In July 1964 the Sunday Mirror showed that Ronnie enjoyed an illegal gay relationship with Conservative politician and aristocrat Lord Boothby. The newspaper backed down from this scandal, sacking the editor, apologised and paid Boothby a huge settlement.
Actually there was a problem for both main political parties. The Conservative Party was unwilling to ask the police to end Kray power, for fear that the Lord Boothby connection would re-emerge. And the Labour Party, in power from Oct 1964 with a tiny majority in the House of Commons, feared an imminent General Election. And don’t forget the Profumo Affair, 1964!

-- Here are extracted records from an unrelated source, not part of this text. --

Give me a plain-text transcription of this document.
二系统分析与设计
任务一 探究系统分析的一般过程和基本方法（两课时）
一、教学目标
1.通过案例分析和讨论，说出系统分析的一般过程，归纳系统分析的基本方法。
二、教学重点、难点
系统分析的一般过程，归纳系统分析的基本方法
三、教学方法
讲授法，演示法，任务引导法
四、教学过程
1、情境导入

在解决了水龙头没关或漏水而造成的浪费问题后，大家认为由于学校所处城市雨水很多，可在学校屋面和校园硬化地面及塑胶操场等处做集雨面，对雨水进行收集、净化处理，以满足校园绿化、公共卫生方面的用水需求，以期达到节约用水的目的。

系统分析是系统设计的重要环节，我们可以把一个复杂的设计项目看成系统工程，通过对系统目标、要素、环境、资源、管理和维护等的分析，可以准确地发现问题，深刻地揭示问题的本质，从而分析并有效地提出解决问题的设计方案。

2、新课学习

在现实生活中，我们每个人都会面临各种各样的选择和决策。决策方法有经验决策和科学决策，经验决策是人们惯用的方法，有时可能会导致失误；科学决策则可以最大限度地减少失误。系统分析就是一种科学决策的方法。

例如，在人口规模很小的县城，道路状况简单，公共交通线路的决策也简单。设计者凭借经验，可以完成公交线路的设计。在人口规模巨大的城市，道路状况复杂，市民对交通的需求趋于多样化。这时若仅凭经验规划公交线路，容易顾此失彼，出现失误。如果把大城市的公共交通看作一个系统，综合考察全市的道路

In 1965 the twins were arrested for demanding money with menaces from The Hideaway club-owner, but were released after Lord Boothby again questioned their detention in the House of Lords. Protection reached far up British society!

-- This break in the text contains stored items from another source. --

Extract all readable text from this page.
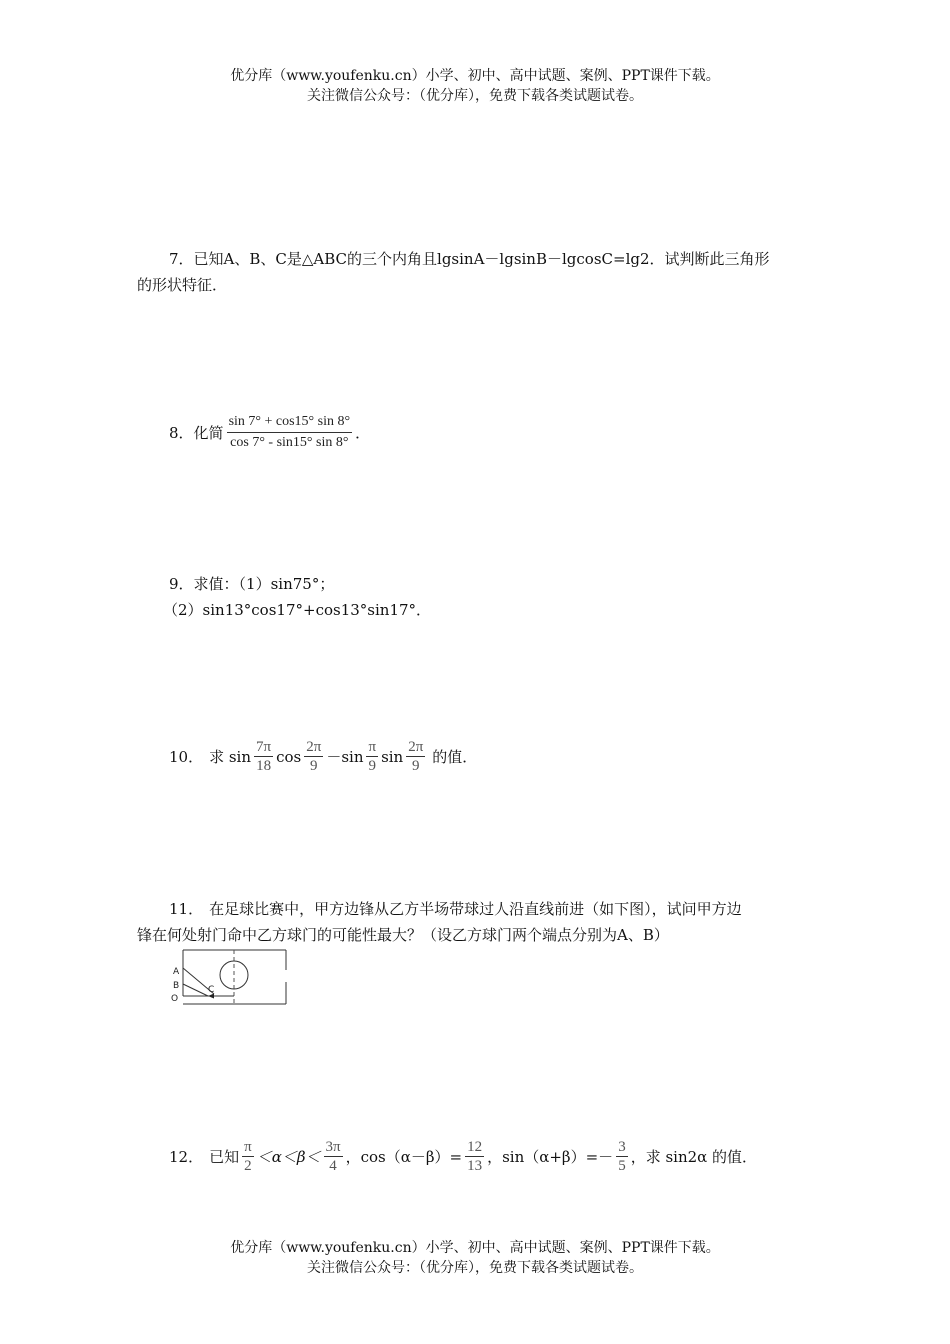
优分库（www.youfenku.cn）小学、初中、高中试题、案例、PPT课件下载。
关注微信公众号：（优分库），免费下载各类试题试卷。
7．已知A、B、C是△ABC的三个内角且lgsinA－lgsinB－lgcosC=lg2．试判断此三角形
的形状特征．
8． 化简 $\frac{\sin 7^\circ + \cos 15^\circ \sin 8^\circ}{\cos 7^\circ - \sin 15^\circ \sin 8^\circ}$ ．
9．求值：（1）sin75°；
（2）sin13°cos17°+cos13°sin17°．
10． 求 $\sin \frac{7\pi}{18}$ $\cos \frac{2\pi}{9} -\sin \frac{\pi}{9}$ $\sin \frac{2\pi}{9}$ 的值．
11． 在足球比赛中，甲方边锋从乙方半场带球过人沿直线前进（如下图），试问甲方边
锋在何处射门命中乙方球门的可能性最大？（设乙方球门两个端点分别为A、B）
A
B
O
C
12． 已知 $\frac{\pi}{2} <\alpha<\beta< \frac{3\pi}{4}$ ，$\cos(\alpha-\beta)= \frac{12}{13}$ ，$\sin(\alpha+\beta)=- \frac{3}{5}$ ，求 sin2α 的值．
优分库（www.youfenku.cn）小学、初中、高中试题、案例、PPT课件下载。
关注微信公众号：（优分库），免费下载各类试题试卷。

If the twins mixed with show business celebrities and politicians, why commission murders? Ronnie paid Jack The Hat McVitie in advance to kill friend-business partner Leslie Payne. The murder failed, but then in 1966 there had been a public shoot-out in Whitechapel, involving the rival Richardson gang. This led to the arrest of nearly all the Richardson gang. Ronnie was in a pub when he learned of rival George Cornell's whereabouts in The Blind Beggar, Whitechapel. With his driver Scotch Jack John Dickson and his assistant Ian Barrie, Ronnie entered the pub, walked to Cornell and publicly shot him in the head. Barrie warned the public not to mention these events to the police.

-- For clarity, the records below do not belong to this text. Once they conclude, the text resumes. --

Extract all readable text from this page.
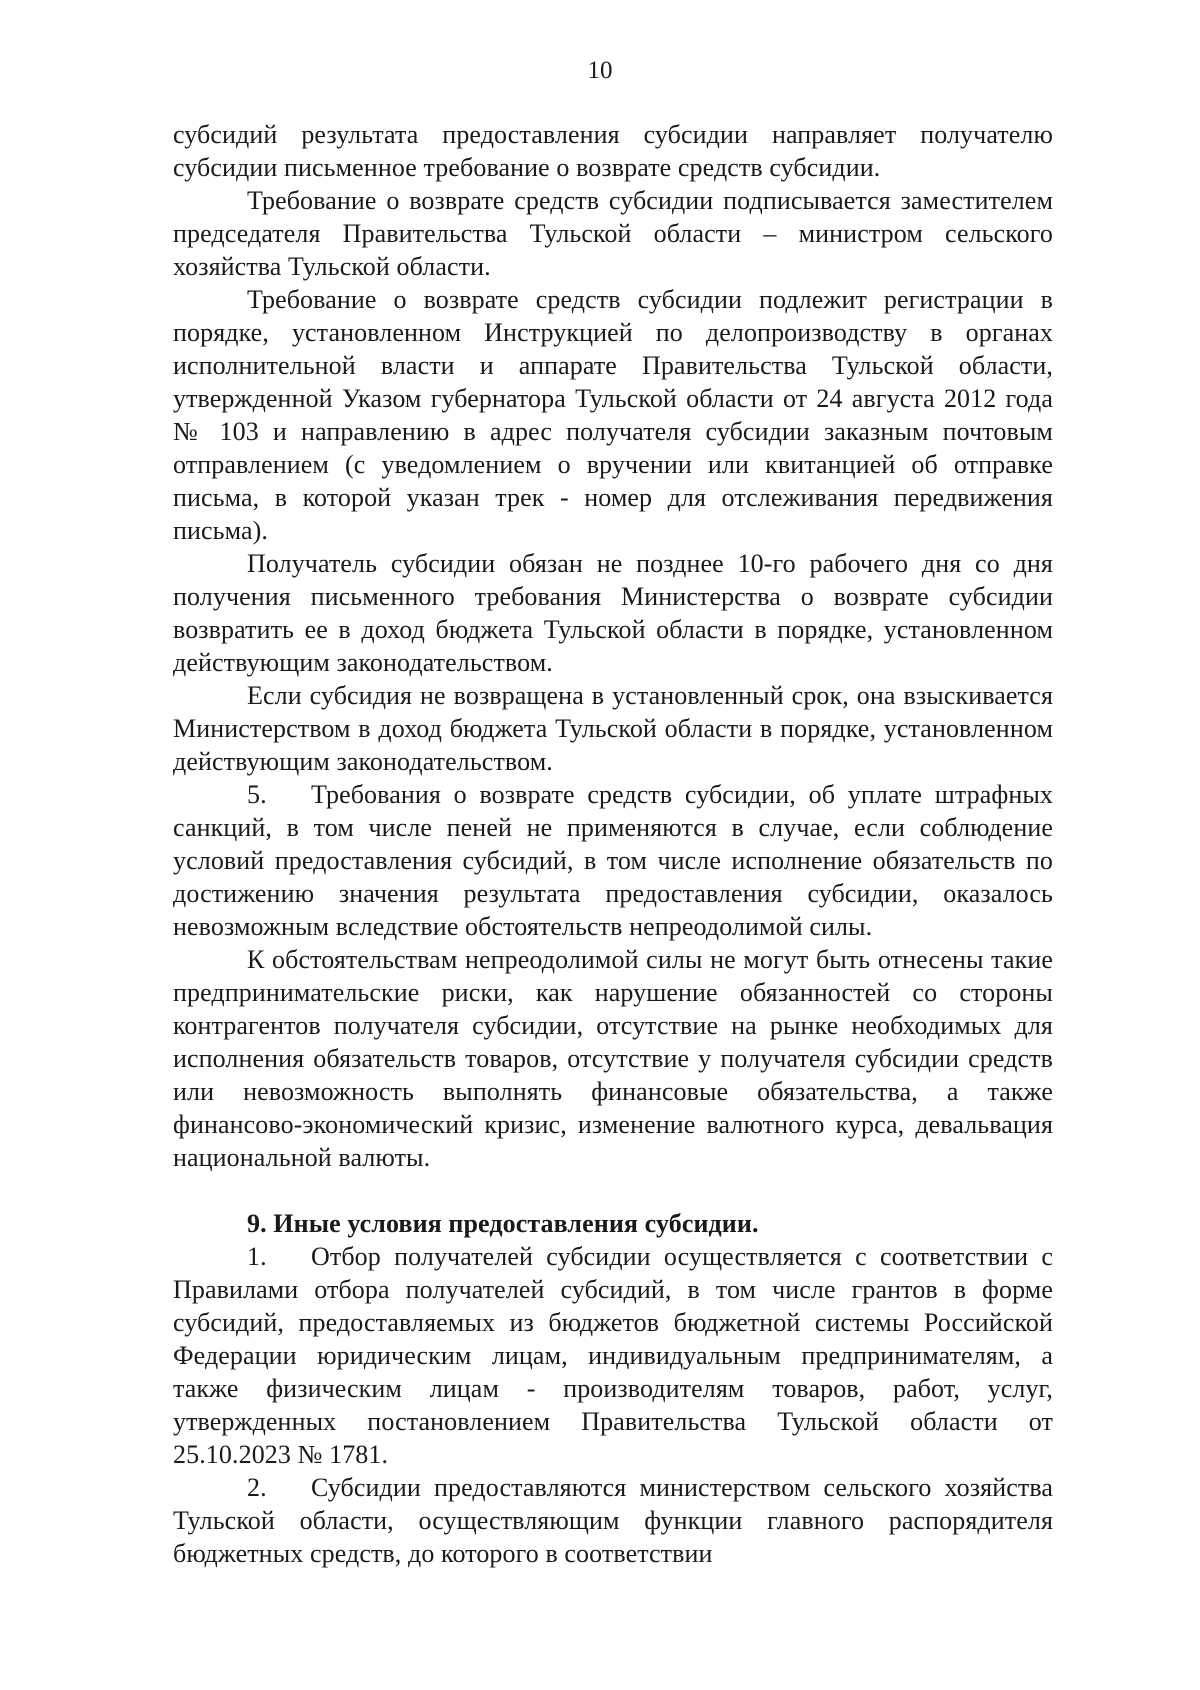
10

субсидий результата предоставления субсидии направляет получателю субсидии письменное требование о возврате средств субсидии.

Требование о возврате средств субсидии подписывается заместителем председателя Правительства Тульской области – министром сельского хозяйства Тульской области.

Требование о возврате средств субсидии подлежит регистрации в порядке, установленном Инструкцией по делопроизводству в органах исполнительной власти и аппарате Правительства Тульской области, утвержденной Указом губернатора Тульской области от 24 августа 2012 года № 103 и направлению в адрес получателя субсидии заказным почтовым отправлением (с уведомлением о вручении или квитанцией об отправке письма, в которой указан трек - номер для отслеживания передвижения письма).

Получатель субсидии обязан не позднее 10-го рабочего дня со дня получения письменного требования Министерства о возврате субсидии возвратить ее в доход бюджета Тульской области в порядке, установленном действующим законодательством.

Если субсидия не возвращена в установленный срок, она взыскивается Министерством в доход бюджета Тульской области в порядке, установленном действующим законодательством.

5. Требования о возврате средств субсидии, об уплате штрафных санкций, в том числе пеней не применяются в случае, если соблюдение условий предоставления субсидий, в том числе исполнение обязательств по достижению значения результата предоставления субсидии, оказалось невозможным вследствие обстоятельств непреодолимой силы.

К обстоятельствам непреодолимой силы не могут быть отнесены такие предпринимательские риски, как нарушение обязанностей со стороны контрагентов получателя субсидии, отсутствие на рынке необходимых для исполнения обязательств товаров, отсутствие у получателя субсидии средств или невозможность выполнять финансовые обязательства, а также финансово-экономический кризис, изменение валютного курса, девальвация национальной валюты.

9. Иные условия предоставления субсидии.

1. Отбор получателей субсидии осуществляется с соответствии с Правилами отбора получателей субсидий, в том числе грантов в форме субсидий, предоставляемых из бюджетов бюджетной системы Российской Федерации юридическим лицам, индивидуальным предпринимателям, а также физическим лицам - производителям товаров, работ, услуг, утвержденных постановлением Правительства Тульской области от 25.10.2023 № 1781.

2. Субсидии предоставляются министерством сельского хозяйства Тульской области, осуществляющим функции главного распорядителя бюджетных средств, до которого в соответствии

In Dec 1966, the Krays helped Frank Axeman Mitchell escape from Dartmoor Prison. Once Mitchell was safely out, the Krays held him at a friend's flat in East Ham. Mitchell's escape and disappearance were murky, but Det Super Leonard Nipper Read of Scotland Yard decided to continue with the case and have a separate trial for Mitchell, after the twins had been convicted for other crimes.
Reggie was encouraged to kill Jack The Hat McVitie, the unreliable member of the Kray gang, in Oct 1967. McVitie was enticed to a Stoke Newington flat for a party where Reggie stabbed McVitie in the face and neck with a carving knife. At dawn they dumped the dead body in the English Channel. Then a gun battle with the rival South London Richardson Gang followed in 1966. The Krays were arrested with 15 gang members in May 1968 by Inspector Read, thwarted in his earlier pursuit by Lord Boothby’s intervention.
Reggie was seen as brutal but Ronnie was described as having many mental conditions and abuse problems. Were those reports accurate? Formal psychiatric reports were prepared by Dr Denis Leigh, Royal Bethlem-and-Maudsley hospital after long interviews in Dec 1968, to establish whether he was fit to stand trial. Ronnie was indeed treated for paranoid schizophrenia. Allowed to go ahead, the Cornell and McVitie trial lasted 39 days, Old Bailey’s longest, most expensive ever. The Krays were found guilty in 1969 and sentenced to life imprisonment.
In 1979 Ronnie was committed as a paranoid schizophrenic in Broadmoor Hospital Berks, dying in 1995. Reggie was locked up in Maidstone Prison and Wayland Prison Norfolk, dying in 2000. Black horses pulled their hearses through Bethnal Green’s jam-packed streets.